Mendengar perkataan kusir, raja menjadi marah sekali. Mukanya menjadi ungu & dengan keras membentak si kusir.
Melihat keadaan ini, kusir menyadari bahwa penyakit raja ini sudah tidak ada obat penyembuhnya, kematian sudah menghampiri tetapi tidak mau sadar & berubah jg.

“Mohon Paduka jgn marah, saya telah salah berbicara,” kata kusir segera.

Keduanya berdiam diri. Setelah kereta kuda berjalan beberapa waktu, raja lalu bertanya lagi, “menurutmu, mengapa saya dapat kehilangan negeri & jadi pelarian?”

“Kusir berpikir bahwa dia harus merubah cara bicara. “Karena Paduka terlalu welas asih & baik,” katanya.

“Mengapa raja yg welas asih & baik tidak dpt menikmati kegembiraan di istana & melewati hari dgn tenang, malah sebaiknya harus menjadi pelarian seperti ini?” tanya raja dgn perasaan tertarik setelah mendengar perkataan kusir.

“Selain Paduka yg begitu welas asih & baik, raja yg lain semuanya bukan org baik. Mereka iri kepada Paduka & akhirnya menyebabkan Paduka harus kabur seperti ini.” kata kusir.

Mendengar penjelasan ini, hati raja menjadi nyaman. Sambil duduk bersandar, dia bicara sendiri, katanya, “Apakah menjadi raja yg baik harus mengalami kepahitan seperti ini?” Kemudian kepalanya terasa berat karena rasa kantuk yg amat sangat & akhirnya raja tertidur di lutut kusir.

Saat itu, kusir sudah memahami sepenuhnya bahwa raja ini adalah raja yg sama sekali tidak berguna. Dia merasa mengikuti raja seperti ini tidak ada nilainya. Karena itu, kusir memutuskan utk pergi. Dia pindahkan kepala raja dr lututnya ke atas batu, lalu dia pergi jauh meninggalkan sang raja tanpa menoleh lg.

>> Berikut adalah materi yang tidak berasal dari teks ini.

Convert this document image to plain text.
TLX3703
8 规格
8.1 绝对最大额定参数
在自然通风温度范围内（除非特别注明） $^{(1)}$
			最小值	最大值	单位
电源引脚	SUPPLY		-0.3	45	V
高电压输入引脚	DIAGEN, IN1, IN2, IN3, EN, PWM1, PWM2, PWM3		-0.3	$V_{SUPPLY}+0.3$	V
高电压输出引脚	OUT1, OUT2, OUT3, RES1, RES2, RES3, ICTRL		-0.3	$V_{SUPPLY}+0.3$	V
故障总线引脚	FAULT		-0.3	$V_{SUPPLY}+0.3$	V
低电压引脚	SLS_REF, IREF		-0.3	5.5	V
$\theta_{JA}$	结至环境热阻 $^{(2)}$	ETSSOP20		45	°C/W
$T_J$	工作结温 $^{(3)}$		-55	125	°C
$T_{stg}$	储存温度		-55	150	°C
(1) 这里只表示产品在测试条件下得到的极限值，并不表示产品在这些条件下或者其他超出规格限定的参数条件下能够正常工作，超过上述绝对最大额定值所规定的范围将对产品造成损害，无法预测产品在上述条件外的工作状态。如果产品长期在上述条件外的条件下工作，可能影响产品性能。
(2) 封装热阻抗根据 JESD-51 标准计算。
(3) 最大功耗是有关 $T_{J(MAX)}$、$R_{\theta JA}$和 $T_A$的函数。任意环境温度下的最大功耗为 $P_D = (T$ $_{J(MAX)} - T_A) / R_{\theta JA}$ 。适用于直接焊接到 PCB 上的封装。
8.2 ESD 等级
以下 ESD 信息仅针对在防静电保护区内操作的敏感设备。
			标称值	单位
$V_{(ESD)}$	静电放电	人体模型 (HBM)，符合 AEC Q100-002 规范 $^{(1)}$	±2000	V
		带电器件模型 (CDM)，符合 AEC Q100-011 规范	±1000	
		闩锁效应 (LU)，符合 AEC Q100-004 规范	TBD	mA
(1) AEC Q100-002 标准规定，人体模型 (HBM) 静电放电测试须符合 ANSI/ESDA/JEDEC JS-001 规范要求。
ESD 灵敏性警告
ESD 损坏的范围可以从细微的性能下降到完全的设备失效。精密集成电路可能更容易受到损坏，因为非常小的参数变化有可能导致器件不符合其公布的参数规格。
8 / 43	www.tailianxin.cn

Akhirnya, sang raja mati dimakan binatang buas di hutan belantara tersebut.

 

Kebijaksanaan yg terkandung :

Orang yg hanya suka mendengarkan pujian & tidak mau mendengarkan kritikan yg membangun, suka mempertahankan pendapat sendiri & berbuat seenaknya tanpa mau menerima saran & ide orang lain, adalah orang yg tidak mau menyadari kesalahannya sendiri & pada akhirnya pasti akan memperoleh akhir yg menyedihkan.